Ein märchenhaftes Konzert mit märchenhaften Werken

Foto: © Alexander Shapunov

Dieses Konzert war schlichtweg großartig. Maestro Gergiev versteht es, den Musikern alle Reserven zu entlocken und sie zu motivieren.

Konzerthaus Wien, Großer Saal, 19. Januar 2022

Claude Debussy:
Prélude à l’après-midi d’un faune

Maurice Ravel:
Daphnis et Chloé (2. Suite)

Nikolai Rimiski-Korsakow:
Scheherazade (Suite Symphonique)

Solovioline: Albena Danailova

Wiener Philharmoniker
Dirigent: Valery Gergiev   

von Herbert Hiess

Eigentlich interessant, wie sehr die Konzertprogrammierung indirekt Einfluss auf die Qualität eines Konzertes nehmen kann. Ob Zufall oder nicht – die Werke dieses Abends, der anlässlich der Wiener „Residenz“ des Stardirigenten Valery Gergiev zustande kam, war nicht nur von den Werken her mit märchenhaftem Bezug.
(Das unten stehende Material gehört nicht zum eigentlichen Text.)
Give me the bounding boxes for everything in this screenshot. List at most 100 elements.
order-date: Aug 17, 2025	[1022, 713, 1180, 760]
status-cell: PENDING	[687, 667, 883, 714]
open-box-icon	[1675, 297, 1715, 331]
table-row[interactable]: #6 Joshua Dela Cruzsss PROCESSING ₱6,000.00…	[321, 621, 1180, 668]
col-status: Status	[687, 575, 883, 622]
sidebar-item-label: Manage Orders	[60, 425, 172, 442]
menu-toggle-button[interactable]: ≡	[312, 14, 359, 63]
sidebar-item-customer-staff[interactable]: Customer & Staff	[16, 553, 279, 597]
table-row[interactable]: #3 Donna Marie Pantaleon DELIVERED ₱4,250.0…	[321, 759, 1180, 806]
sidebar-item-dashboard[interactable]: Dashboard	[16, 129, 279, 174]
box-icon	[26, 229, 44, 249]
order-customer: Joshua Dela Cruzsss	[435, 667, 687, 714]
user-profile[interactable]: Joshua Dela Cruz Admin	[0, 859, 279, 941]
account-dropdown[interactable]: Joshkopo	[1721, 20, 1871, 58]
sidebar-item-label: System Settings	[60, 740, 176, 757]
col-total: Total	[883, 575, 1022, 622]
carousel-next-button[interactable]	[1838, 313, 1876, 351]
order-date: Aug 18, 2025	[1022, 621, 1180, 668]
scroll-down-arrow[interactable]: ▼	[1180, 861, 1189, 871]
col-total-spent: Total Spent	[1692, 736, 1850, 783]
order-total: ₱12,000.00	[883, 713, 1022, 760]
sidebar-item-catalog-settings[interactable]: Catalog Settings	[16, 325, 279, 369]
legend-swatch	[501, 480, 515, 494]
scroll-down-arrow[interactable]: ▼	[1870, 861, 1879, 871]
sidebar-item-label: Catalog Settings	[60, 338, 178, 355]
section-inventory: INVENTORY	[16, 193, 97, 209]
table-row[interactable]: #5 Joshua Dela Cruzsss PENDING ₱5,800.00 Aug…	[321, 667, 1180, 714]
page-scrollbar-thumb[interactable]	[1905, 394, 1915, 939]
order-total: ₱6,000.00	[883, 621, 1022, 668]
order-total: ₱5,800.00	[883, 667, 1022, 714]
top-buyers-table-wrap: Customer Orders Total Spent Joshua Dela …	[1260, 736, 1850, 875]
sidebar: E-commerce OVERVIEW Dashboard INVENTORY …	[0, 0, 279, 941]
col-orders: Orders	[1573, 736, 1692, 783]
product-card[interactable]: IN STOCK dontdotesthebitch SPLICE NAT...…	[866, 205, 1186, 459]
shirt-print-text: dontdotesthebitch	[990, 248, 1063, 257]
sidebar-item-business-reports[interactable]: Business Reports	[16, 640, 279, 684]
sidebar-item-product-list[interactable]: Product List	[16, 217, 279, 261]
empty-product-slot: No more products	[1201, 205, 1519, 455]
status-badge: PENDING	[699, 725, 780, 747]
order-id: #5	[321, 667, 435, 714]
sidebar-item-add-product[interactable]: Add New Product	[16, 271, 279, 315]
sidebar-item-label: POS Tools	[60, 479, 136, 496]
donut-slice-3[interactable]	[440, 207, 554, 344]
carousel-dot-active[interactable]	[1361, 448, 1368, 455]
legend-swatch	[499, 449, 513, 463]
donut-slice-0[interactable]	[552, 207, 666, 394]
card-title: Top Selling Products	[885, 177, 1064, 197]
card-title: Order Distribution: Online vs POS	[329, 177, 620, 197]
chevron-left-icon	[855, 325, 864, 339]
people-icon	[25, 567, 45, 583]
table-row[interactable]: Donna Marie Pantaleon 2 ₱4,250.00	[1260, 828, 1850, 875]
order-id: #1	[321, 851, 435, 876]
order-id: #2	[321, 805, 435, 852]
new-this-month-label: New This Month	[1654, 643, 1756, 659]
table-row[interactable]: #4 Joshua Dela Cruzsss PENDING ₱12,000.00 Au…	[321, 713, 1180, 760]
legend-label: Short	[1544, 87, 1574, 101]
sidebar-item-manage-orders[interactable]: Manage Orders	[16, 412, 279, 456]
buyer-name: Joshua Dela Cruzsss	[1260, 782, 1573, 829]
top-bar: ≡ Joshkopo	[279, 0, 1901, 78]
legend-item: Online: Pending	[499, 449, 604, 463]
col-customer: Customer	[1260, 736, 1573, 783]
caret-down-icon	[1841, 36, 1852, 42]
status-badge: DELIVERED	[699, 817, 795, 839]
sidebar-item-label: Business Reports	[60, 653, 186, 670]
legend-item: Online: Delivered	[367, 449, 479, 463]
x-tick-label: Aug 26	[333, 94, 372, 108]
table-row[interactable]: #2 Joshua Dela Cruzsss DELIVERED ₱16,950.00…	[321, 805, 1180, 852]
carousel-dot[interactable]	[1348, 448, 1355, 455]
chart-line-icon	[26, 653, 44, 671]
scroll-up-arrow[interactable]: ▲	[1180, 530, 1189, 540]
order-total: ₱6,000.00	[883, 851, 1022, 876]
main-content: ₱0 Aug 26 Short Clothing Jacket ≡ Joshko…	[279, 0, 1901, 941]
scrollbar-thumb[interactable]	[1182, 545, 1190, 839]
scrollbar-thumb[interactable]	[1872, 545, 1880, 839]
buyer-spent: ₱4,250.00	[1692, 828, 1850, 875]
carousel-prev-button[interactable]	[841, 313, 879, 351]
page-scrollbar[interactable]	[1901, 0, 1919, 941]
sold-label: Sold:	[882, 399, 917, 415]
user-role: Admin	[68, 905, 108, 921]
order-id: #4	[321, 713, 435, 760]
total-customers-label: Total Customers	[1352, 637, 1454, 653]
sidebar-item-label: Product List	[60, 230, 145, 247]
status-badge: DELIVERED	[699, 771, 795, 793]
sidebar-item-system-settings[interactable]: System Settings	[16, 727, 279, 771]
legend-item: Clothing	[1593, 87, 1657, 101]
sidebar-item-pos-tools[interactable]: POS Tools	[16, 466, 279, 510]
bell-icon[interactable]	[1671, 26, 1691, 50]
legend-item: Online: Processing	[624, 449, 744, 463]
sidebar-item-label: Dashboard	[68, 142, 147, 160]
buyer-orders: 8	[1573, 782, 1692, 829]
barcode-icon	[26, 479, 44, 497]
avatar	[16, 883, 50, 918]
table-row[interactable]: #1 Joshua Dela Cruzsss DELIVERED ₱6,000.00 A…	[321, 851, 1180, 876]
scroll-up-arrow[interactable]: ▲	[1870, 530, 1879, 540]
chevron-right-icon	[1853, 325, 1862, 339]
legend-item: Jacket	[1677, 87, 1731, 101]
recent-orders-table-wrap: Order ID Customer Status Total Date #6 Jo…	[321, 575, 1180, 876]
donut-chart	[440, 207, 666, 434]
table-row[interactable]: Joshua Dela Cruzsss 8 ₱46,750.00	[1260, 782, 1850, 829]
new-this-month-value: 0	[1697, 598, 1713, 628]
Der Konzertabend war insgesamt – trotz coronabedingter Ausfälle im Orchester – einfach großartig.

Zuerst das Prelude von Debussy, das Gergiev in seinem allerersten Konzert mit den Wiener Philharmonikern spielen ließ, das eine Vertonung des märchenhaften Gedichtes von Stéphane Mallarmé ist. Hier wird das Erwachen des Fauns erzählt, der aus seinem Nachmittagsschlaf aufwacht und zwei Nymphen beobachtet. Seine Panflöte wird von der Querflöte und auch von der Altflöte dargestellt; unvergleichlich gespielt von den Musikern der Philharmoniker. Wie auch alle anderen Instrumente; aber allen voran die Holzbläser. Debussys Erzählung des „Nachmittages des Fauns“ wird gerne für Ballettaufführungen verwendet.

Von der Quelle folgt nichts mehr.